Die Nettoaktienquote im Logiinvest betrug zum Monatsende 27%. Wir werden Anfang August drei der vier Aktienfonds auf weltweit extrem breit gestreute passive Aktienfonds umstellen, da sie bei ähnlicher Schwankungsbreite auf längere Sicht bessere Ergebnisse erzielten als die bisherigen gemanagten Varianten.

Mit besten Grüßen

Franz Brandtner

Weitere Infos zum Fonds unter LogiInvest GmbH.

Monatskommentar Juni 2015

von admin am 24. Juli 2015 · 0 Kommentare

Aufgrund des Abbruchs der Verhandlungen durch die griechische Regierung und der ausgerufenen Volksbefragung setzte sich wie erwartet das schwankungsreiche Marktumfeld fort.  Und dies, obwohl das griechische Bruttoinlandsprodukt nur etwa 1,3 % des gesamten Bruttoinlandsprodukts der Europäischen Union beträgt.

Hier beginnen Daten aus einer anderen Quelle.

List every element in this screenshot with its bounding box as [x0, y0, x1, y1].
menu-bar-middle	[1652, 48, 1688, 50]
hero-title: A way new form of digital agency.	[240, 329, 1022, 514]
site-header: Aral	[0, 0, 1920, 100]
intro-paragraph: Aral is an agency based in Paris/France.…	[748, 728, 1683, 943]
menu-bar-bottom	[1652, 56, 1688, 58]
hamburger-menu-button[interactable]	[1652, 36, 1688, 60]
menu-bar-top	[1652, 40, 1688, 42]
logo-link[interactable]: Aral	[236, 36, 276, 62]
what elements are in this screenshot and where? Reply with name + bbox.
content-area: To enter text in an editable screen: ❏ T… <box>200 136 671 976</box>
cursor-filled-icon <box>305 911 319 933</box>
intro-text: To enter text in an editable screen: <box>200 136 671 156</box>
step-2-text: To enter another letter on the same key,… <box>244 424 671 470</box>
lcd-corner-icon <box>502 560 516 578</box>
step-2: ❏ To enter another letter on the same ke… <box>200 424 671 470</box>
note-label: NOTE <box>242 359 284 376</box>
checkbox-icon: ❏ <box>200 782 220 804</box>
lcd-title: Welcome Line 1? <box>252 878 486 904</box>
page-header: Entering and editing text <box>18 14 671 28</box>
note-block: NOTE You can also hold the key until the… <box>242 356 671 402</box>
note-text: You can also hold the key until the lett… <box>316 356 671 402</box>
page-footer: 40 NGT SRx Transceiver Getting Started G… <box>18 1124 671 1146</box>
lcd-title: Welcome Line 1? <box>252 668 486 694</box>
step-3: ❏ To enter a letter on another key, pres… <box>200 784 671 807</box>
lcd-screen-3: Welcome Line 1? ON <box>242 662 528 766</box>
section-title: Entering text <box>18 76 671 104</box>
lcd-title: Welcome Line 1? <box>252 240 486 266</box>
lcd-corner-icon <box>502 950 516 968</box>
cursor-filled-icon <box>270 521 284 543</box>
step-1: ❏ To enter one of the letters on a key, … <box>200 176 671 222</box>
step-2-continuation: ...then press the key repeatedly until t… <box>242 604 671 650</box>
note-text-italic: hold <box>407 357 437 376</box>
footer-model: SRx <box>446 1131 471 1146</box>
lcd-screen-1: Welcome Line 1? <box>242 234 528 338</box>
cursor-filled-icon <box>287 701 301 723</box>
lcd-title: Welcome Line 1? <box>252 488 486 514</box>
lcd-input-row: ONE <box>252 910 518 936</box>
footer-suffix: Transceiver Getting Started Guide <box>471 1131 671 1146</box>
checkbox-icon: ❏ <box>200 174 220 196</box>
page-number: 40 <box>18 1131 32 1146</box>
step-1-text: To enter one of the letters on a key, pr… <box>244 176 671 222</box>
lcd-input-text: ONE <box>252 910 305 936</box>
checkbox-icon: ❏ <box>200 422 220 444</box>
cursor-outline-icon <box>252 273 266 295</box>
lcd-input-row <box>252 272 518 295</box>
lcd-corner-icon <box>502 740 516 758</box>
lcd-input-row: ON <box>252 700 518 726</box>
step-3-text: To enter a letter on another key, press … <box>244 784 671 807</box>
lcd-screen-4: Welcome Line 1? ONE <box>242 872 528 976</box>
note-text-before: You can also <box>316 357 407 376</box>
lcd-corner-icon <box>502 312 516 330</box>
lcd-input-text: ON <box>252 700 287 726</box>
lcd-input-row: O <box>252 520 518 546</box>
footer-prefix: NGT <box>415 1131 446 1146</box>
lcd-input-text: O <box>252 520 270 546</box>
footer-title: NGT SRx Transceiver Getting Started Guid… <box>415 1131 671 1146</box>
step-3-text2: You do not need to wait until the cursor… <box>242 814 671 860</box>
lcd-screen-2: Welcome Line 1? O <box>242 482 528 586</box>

Griechenland ist das erste wirtschaftlich entwickelte Land, das beim internationalen Währungsfonds IWF seine Schulden nicht beglichen hat. Zum 30.6. ist eine Rückzahlungsrate über 1,5 Mrd. Euro durch Griechenland nicht fristgemäß bezahlt worden, die größte je beim IWF überfällige Summe.

Die Verluste erstrecken sich von -2.1% im S&P500 bis -6.6% im FTSE100 (die 100 größten und umsatzstärksten Unternehmen an der London Stock Exchange), in Europa mehrheitlich mehr als -4%.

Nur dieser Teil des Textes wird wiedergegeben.